We've traced the source of the one-byte crack across three decades along with its contemporaries. If only one of the others had been copied into oblivion instead! They weren't perfect but at least they didn't have global side effects. That correctness lost out to complexity. Typing one byte instead of fifty is a world of difference and brevity got the simpler instructions physically published twice. It's not surprising that that's what was laying around when it came time to zip up the world and dump it on the web. There's a lesson in there, and while it's a stretch to claim it's Worse Is Better, it's also too funny not to.

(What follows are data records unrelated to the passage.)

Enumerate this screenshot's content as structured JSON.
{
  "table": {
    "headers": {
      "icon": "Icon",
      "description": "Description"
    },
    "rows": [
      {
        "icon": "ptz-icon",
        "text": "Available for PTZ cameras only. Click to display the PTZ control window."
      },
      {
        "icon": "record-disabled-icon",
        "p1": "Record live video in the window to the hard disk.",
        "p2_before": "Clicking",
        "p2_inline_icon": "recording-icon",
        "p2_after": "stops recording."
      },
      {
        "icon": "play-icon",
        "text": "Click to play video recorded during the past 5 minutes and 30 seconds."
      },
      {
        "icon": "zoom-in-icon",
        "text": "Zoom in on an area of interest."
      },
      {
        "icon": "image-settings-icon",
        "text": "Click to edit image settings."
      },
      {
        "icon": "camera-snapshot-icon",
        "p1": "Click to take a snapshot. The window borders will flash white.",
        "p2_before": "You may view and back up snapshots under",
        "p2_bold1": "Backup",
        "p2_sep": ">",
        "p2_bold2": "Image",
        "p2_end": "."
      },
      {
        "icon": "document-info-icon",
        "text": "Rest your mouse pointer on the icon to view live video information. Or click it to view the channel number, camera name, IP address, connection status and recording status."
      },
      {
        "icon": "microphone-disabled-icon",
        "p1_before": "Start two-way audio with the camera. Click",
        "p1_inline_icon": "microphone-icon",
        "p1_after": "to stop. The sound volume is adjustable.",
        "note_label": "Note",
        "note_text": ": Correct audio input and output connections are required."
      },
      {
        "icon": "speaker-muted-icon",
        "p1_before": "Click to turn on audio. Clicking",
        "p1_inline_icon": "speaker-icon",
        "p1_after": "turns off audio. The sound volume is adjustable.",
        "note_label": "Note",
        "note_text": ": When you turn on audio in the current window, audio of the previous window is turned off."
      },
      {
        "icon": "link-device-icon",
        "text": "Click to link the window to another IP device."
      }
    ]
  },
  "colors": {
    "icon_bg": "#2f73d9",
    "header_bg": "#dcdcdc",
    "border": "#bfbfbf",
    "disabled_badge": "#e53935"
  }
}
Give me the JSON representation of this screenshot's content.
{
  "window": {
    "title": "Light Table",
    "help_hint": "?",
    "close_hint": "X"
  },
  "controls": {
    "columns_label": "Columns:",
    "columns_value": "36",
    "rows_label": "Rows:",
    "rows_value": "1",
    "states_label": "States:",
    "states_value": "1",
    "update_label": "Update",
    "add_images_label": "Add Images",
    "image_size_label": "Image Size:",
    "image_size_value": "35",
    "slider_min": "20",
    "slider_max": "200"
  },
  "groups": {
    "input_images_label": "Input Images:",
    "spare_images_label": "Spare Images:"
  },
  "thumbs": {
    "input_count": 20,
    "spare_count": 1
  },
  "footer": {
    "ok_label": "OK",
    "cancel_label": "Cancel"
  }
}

Here in the future we really can do better. A proper crack would patch the resources instead of the interpreter, always work, and avoid altering any original files. Sierra's interpreter supports this exact feature through patch files. When any SCI game starts, it looks at all the files in its directory, and if any are named after individual resources then they get used instead of the real ones. If it were me, I'd extract script 414 with a tool like SCI Companion, name it SCRIPT.414, and then patch all three instances of 30 08 00 to 30 00 00. That would cause the keyboard, mouse, and joystick handlers to accept any answer, work in all emulators, and even work on the Amiga and Atari ST versions. Drop that file in the game directory and you'd be all set. I mean, you know, it's just a theory.

Southern Belle Easter Egg
This easter egg is only supposed to occur 5% of the time

Case Cracked! This time we really are done with The Colonel's Bequest. We've pulled back the curtain on the Sleuth-O-Meter and put a name to the sabotage that's kept us from playing the same game from the very beginning. I am finally satisfied with the explanations at hand and I hope you are too. It's not quite the mystery the Queen Mum intended, and I don't expect her to approve of this part, but it's the case we've been given. In those regards it's similar to a real case. Clients have their agendas but all you can do is follow the leads, be patient, and above all be lucky. At least, that's been my experience, so if you can pull that off then you too can be a successful intercontinental private detective.